In der Orgelbauwerkstatt in Berlin werden nach der alten Bauweise die Teile restauriert. Aus den abgelagerten Kiefernstämmen werden die Holzteile gearbeitet. Das Leder von ca. 30 Schafen, dass nach historischen Methoden gegerbt wurde, wird z. B.  für die Verbindungen der Windladen mit Hasenleim verklebt. Die Freude ist groß, wenn man sieht, mit wieviel Liebe zum Detail und Achtung vor den historischen Gegebenheiten der Orgelbauer arbeitet. Auch die Arbeit der anderen Handwerker ist zu bewundern, denn jeder ist sich bewusst, dass er an etwas ganz Besonderem arbeitet.

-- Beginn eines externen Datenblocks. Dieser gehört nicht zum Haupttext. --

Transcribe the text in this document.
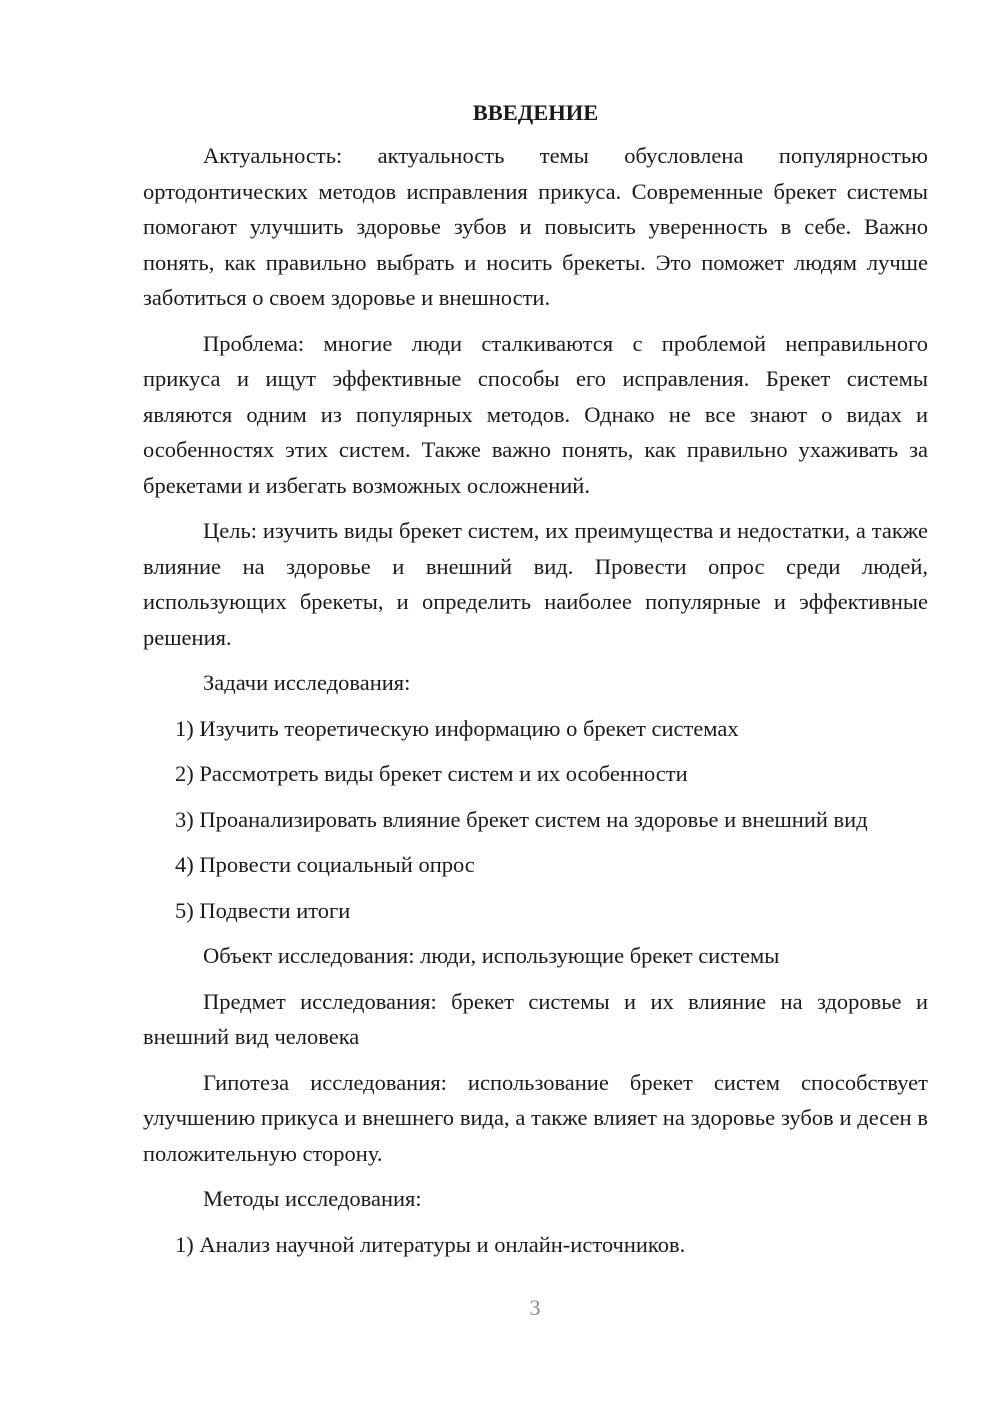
ВВЕДЕНИЕ

Актуальность: актуальность темы обусловлена популярностью ортодонтических методов исправления прикуса. Современные брекет системы помогают улучшить здоровье зубов и повысить уверенность в себе. Важно понять, как правильно выбрать и носить брекеты. Это поможет людям лучше заботиться о своем здоровье и внешности.

Проблема: многие люди сталкиваются с проблемой неправильного прикуса и ищут эффективные способы его исправления. Брекет системы являются одним из популярных методов. Однако не все знают о видах и особенностях этих систем. Также важно понять, как правильно ухаживать за брекетами и избегать возможных осложнений.

Цель: изучить виды брекет систем, их преимущества и недостатки, а также влияние на здоровье и внешний вид. Провести опрос среди людей, использующих брекеты, и определить наиболее популярные и эффективные решения.

Задачи исследования:

1) Изучить теоретическую информацию о брекет системах

2) Рассмотреть виды брекет систем и их особенности

3) Проанализировать влияние брекет систем на здоровье и внешний вид

4) Провести социальный опрос

5) Подвести итоги

Объект исследования: люди, использующие брекет системы

Предмет исследования: брекет системы и их влияние на здоровье и внешний вид человека

Гипотеза исследования: использование брекет систем способствует улучшению прикуса и внешнего вида, а также влияет на здоровье зубов и десен в положительную сторону.

Методы исследования:

1) Анализ научной литературы и онлайн-источников.

3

Nach dem ersten Bauabschnitt mit den großen Holzarbeiten in der Kirche brauchen wir erstmal eine Grundreinigung. Es ist geplant, die Dorfkirche in Jühnsdorf ab September auch wieder für Gottesdienste zu nutzen. Es soll in diesem Jahr wieder einen großen „Erntedankgottesdienst“ in Jühnsdorf geben. Zum Tag des offenen Denkmals am 13.September 2020 wird die Kirchentür für alle Interessierten offenstehen und Informationen über Kirche und Ortsgeschichte werden gern gegeben.  Wann genau die Fertigstellung und Einweihungsfeier sein wird, steht noch nicht fest. Denn für das Stimmen (Intonieren) der Orgel braucht es bestimmte Temperaturen in der Kirche, daher wird es wohl erst im nächsten Jahr um Ostern im April sein.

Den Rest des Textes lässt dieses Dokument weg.